The Health Insurance Portability and Accountability Act of 1996 also made a few changes to the provisions of COBRA, which became effective January 1, 1997. Now, newborn and newly adopted children of people who have COBRA coverage automatically qualify for the coverage, as long as you enroll them within 30 days of the adoption or birth. In addition, a disabled COBRA beneficiary is eligible for 11 additional months of coverage if he or she was determined to have been disabled under Social Security at the time of the qualifying event or at any time during the first 60 days of continuation. This is true, as long as the disabled individual notifies the plan administrator of his or her disability status within 60 days of the determination and within the first 18 months of continuation.
If your COBRA coverage is about to expire and you anticipate getting another job that provides health insurance soon, you may want to consider a temporary insurance policy. This sort of coverage is fairly limited, but it will protect you from any catastrophic medical expenses. It usually will have a deductible, then will reimburse you for a percentage of your costs. Some plans will reimburse you on a percentage basis up to a set amount (sometimes $5,000), then pay 100 percent of your costs above that threshold.

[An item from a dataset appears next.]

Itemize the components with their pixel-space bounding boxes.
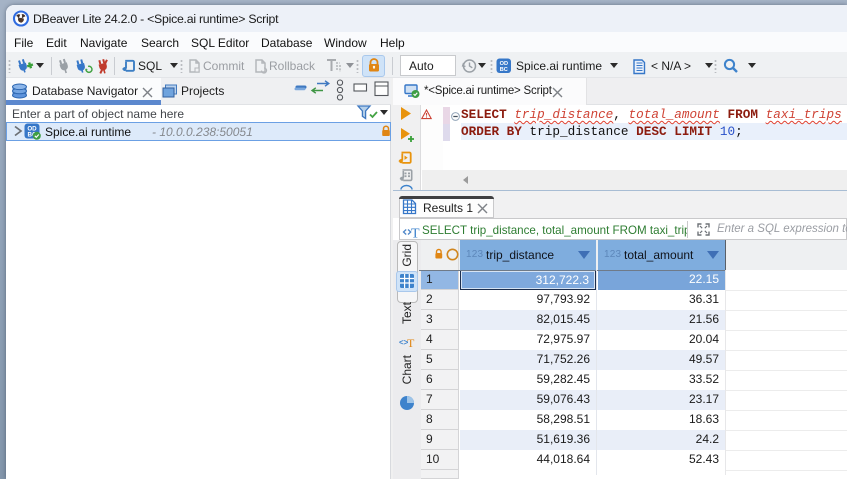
svg-text:T: T — [411, 227, 420, 242]
svg-text:T: T — [407, 336, 415, 350]
svg-text:BC: BC — [500, 67, 508, 73]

A temporary medical policy will pay typical hospitalization costs -- but only for procedures that are medically necessary, at rates that are usual and customary -- as well as recovery costs, including time in a nursing home or in-home visits from a registered nurse. It often will not pay for any condition you had during the 24 months prior to the start date of the policy, or for any self-inflicted injuries or anything that might be covered by workers' compensation insurance (that is, job-related injuries or illnesses).
Also excluded are coverage for injuries incurred in a war (you should be covered by the military, if you're serving or by the Veterans Administration), dental treatment, routine physicals and immunizations, routine pediatric care of a newborn child, normal pregnancy or childbirth, sterilization (or the reversal of sterilization), mental illness, alcoholism or drug abuse, prescription drugs and medications that you get when you are not confined to a hospital, treatment outside the United States -- and the list goes on.
In addition, if you purchase 120 days' worth of temporary medical coverage and get a job in 30 days, the temporary insurance cannot be cancelled. (Ordinarily, if you had some other sort of medical insurance, you could get a refund -- less administrative expenses -- for the unused portion.
However, bear in mind that there is probably a probation period with your new employer, during which you are not eligible for the company's medical plan. So, a temporary policy to protect you in case of a medical catastrophe during that period may be worth the money.